Dr. Paul Kienel said:

“The purpose of Christian school education is to show children and young people how to face Christ and then with the vision of Christ in their hearts to face the present world and the world to come.” We should lead our students to salvation in Christ, build them up in their faith, and equip them to serve Him. The result will be a spiritual haven where Christ reigns and learning is paramount.

Oswald Chambers said it best:

“The sweet sign that God has done a work of grace in our hearts is that we love Jesus Christ best; not weakly and faintly, not intellectually, but passionately, personally, and devotedly, overwhelming every other love of our lives.”

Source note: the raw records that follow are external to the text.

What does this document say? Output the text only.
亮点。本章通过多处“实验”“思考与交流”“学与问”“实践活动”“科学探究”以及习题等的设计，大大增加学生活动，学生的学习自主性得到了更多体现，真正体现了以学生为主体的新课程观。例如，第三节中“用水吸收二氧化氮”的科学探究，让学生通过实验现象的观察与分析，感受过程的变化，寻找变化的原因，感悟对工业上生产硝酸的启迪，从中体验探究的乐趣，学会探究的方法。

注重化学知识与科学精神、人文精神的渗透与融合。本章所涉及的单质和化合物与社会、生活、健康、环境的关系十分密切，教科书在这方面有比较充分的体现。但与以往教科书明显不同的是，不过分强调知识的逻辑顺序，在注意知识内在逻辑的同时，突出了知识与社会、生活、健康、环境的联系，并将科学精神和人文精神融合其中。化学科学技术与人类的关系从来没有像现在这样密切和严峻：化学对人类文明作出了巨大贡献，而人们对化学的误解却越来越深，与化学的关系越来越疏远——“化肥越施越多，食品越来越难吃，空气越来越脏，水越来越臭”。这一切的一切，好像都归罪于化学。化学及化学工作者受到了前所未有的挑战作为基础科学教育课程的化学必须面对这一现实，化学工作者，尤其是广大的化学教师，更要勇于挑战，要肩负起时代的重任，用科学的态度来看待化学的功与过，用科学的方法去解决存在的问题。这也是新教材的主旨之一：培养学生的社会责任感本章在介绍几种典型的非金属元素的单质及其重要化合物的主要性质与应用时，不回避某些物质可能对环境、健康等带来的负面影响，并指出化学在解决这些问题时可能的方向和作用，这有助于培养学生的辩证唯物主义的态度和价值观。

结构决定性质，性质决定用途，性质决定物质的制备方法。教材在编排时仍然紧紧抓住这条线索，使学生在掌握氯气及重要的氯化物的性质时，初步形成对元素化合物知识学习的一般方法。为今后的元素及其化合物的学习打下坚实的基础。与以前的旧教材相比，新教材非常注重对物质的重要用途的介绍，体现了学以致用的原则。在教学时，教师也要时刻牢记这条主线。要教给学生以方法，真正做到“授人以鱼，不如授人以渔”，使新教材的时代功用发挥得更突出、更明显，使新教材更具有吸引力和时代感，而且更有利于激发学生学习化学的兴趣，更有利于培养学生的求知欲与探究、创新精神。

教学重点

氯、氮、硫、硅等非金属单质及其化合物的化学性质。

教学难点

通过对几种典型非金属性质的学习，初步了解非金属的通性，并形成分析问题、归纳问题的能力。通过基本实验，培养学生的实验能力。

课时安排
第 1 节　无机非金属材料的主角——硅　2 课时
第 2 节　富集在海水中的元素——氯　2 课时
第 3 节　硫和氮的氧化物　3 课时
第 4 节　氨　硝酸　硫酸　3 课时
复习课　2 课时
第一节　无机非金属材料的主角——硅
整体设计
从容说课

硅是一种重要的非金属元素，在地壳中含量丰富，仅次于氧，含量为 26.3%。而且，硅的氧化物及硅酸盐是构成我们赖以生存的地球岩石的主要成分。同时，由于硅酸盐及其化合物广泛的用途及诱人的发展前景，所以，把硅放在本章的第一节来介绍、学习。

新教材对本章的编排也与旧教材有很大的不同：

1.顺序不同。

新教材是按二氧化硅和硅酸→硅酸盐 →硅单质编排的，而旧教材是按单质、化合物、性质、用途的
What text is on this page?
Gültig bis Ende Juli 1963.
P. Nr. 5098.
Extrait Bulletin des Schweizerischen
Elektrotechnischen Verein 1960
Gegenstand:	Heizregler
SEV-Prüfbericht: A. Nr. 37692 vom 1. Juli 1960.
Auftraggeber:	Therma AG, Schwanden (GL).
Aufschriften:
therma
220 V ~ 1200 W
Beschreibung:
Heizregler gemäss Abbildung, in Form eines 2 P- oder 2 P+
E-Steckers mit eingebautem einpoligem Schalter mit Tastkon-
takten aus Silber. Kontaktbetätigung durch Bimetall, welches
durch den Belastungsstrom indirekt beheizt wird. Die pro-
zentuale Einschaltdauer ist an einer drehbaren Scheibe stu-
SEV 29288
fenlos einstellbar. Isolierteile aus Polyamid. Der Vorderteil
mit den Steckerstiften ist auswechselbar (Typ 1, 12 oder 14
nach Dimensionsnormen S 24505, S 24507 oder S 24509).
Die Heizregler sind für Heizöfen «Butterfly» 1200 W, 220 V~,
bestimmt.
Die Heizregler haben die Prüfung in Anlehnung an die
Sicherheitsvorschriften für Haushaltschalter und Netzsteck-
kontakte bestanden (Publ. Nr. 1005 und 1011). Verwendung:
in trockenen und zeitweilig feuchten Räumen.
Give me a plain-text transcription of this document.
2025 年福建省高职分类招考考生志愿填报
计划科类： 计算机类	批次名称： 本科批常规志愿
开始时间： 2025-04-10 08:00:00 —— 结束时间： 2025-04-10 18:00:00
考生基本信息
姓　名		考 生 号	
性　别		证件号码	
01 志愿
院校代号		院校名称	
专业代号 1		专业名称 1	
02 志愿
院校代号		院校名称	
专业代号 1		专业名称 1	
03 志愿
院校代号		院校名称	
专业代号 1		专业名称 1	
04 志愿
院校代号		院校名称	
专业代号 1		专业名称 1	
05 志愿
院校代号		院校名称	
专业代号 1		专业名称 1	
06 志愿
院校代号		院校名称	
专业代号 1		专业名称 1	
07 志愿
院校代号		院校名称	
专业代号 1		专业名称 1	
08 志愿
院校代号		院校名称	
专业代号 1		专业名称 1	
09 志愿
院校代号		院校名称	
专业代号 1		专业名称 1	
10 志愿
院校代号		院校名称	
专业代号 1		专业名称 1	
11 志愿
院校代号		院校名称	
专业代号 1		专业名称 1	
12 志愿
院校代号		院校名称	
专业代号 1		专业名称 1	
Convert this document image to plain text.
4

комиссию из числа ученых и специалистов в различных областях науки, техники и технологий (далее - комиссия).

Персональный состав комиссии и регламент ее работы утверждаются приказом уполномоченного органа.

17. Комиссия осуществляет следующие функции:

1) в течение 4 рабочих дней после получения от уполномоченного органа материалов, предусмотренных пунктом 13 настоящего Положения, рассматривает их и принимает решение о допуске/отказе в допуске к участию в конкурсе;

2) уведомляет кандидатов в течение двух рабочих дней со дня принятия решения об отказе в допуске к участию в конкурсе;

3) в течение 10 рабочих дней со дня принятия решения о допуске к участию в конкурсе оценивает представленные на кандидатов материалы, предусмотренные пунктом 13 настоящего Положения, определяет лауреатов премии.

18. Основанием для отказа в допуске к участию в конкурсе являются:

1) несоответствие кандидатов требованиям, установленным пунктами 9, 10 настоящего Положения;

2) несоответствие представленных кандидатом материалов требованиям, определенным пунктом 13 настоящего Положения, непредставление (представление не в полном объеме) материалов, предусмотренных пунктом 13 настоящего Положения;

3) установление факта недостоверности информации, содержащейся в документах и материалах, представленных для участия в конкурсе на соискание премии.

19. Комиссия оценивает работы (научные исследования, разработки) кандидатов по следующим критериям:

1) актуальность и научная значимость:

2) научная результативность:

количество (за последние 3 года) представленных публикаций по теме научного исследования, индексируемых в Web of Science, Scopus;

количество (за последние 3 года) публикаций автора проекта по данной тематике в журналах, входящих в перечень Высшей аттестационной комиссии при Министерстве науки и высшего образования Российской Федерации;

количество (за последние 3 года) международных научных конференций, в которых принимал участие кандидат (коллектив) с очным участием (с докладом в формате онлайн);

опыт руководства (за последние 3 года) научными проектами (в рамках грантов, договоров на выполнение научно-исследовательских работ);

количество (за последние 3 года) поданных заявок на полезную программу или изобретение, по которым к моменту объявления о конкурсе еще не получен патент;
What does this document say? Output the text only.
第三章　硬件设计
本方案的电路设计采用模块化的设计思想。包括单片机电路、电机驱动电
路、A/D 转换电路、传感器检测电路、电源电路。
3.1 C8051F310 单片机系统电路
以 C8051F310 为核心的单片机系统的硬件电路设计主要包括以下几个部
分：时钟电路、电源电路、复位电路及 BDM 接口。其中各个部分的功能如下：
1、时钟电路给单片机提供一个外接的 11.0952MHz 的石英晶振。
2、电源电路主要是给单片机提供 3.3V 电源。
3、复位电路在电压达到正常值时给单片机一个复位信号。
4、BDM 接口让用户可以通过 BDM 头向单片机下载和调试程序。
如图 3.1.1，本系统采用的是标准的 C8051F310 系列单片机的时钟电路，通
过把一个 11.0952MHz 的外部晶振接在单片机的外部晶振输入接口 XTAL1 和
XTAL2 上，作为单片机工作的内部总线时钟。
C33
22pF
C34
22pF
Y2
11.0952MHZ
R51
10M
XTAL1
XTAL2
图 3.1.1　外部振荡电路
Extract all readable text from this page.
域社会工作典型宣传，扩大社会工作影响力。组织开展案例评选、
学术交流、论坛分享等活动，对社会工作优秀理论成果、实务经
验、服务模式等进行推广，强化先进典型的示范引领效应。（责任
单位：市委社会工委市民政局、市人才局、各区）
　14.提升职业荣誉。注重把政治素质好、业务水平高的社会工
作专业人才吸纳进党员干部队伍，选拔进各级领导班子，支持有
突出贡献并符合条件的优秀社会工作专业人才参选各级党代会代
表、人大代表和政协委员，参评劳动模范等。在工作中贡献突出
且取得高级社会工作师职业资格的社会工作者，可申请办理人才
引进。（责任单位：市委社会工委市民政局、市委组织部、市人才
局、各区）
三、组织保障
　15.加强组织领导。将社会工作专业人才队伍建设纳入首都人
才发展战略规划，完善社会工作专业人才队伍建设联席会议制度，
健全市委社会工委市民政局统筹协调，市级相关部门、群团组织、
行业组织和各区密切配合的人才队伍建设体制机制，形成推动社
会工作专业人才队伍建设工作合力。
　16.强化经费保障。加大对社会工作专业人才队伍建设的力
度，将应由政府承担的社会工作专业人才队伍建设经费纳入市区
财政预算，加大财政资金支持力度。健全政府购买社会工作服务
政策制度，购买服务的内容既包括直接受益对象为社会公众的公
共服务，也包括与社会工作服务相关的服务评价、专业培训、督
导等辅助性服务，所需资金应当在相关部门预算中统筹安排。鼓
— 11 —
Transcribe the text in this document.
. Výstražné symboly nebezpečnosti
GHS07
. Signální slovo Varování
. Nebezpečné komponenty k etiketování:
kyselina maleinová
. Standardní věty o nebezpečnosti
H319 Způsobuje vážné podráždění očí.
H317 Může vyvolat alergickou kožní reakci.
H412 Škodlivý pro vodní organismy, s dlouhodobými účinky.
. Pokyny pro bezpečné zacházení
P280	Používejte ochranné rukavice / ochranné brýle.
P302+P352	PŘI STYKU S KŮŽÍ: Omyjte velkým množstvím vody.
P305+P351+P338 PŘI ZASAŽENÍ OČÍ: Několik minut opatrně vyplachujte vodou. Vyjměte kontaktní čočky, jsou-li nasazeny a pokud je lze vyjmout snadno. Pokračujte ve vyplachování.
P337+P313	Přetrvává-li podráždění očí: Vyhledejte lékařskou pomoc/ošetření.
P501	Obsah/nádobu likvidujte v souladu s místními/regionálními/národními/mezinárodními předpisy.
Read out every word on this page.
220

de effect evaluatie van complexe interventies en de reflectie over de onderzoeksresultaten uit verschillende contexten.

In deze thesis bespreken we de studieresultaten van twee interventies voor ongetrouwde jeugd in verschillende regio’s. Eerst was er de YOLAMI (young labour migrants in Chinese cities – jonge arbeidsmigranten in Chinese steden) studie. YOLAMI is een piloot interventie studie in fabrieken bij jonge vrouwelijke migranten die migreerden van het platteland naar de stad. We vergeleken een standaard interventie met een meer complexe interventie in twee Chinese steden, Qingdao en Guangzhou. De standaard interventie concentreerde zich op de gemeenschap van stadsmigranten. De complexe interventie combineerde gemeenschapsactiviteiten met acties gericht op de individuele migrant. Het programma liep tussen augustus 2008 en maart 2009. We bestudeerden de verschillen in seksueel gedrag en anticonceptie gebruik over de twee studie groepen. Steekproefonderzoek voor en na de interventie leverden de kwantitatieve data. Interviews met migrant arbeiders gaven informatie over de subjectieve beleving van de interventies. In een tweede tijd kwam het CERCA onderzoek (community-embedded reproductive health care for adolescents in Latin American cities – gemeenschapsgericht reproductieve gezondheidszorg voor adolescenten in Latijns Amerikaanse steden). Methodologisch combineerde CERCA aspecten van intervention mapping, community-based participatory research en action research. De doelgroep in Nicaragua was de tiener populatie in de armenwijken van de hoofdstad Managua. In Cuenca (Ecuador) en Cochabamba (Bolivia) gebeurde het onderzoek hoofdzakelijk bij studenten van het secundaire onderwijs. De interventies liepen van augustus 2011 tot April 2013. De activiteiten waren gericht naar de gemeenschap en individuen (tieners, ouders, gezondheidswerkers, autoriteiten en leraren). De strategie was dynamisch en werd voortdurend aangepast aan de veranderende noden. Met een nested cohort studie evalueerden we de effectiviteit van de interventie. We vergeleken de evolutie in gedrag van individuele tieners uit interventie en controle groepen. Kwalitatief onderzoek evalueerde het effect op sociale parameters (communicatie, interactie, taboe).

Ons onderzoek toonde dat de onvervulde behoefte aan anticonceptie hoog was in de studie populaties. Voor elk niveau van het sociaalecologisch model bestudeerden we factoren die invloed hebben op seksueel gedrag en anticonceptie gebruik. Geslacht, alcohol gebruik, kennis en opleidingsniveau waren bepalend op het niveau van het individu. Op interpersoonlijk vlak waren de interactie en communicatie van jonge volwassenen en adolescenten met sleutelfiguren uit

This is the work of a Christ-centered philosophy of Christian education. A Holy Spirit-controlled philosophy of education acknowledges the work of the Holy Spirit in the lives of parents, teachers, and students. The parents and teachers must have His guidance to impart the truth to their students effectively and appropriately. “And I will pray the Father, and he shall give you another Comforter, that He may abide in you forever; even the Spirit of truth; whom the world cannot receive, because it seeth Him not, neither knoweth Him; but ye know Him; for He dwelleth with you, and shall be in you” (John 14:16-17). Parents and teachers must rely on the power of the Holy Spirit to think Christianly and to effectively communicate the truth in the education of their children. Students need the leadership of the Spirit to love him with all their being. Romans 12:2 tells us, “And be not conformed to this world, but be transformed by the renewing of your mind that you may prove what is that good, and acceptable, and perfect, will of God.” The Holy Spirit correctly focuses the student’s knowledge to bring about moral conformity and wisdom

A pupil-related philosophy of Christian education focuses on what God intends every child to be. Parents and teachers understand that each child is a special creation of God (Psalm 139) and made in the image of God (Genesis 1:27). Yet, due to sin, they are fallen and in need of a Savior. Without this circtical ingredient, the rest is for naught and hollow.   Ephesians 2:8-9 says, “For by grace are you saved by faith, that not of yourselves, it is a gift of God.” Ephesians 2:10 shares that “we are his workmanship created in Christ Jesus.” Christian education is to instill in a child the knowledge of God; guide him in the development of his personal faith; and help him in the establishment of his Christian worldview.

A socially-oriented philosophy of education teaches young people how to interact and relate with the world. The student understands that all of life is God’s. There is no secular and sacred. All truth is God’s truth. The parents and teachers integrate faith and Biblical values into a lifestyle reflecting a Christian worldview by example and instruction to their students. “And whatsoever you do in word or deed, do all in the name of the Lord Jesus, giving thanks to God and the Father by Him” (Colossians 3:17).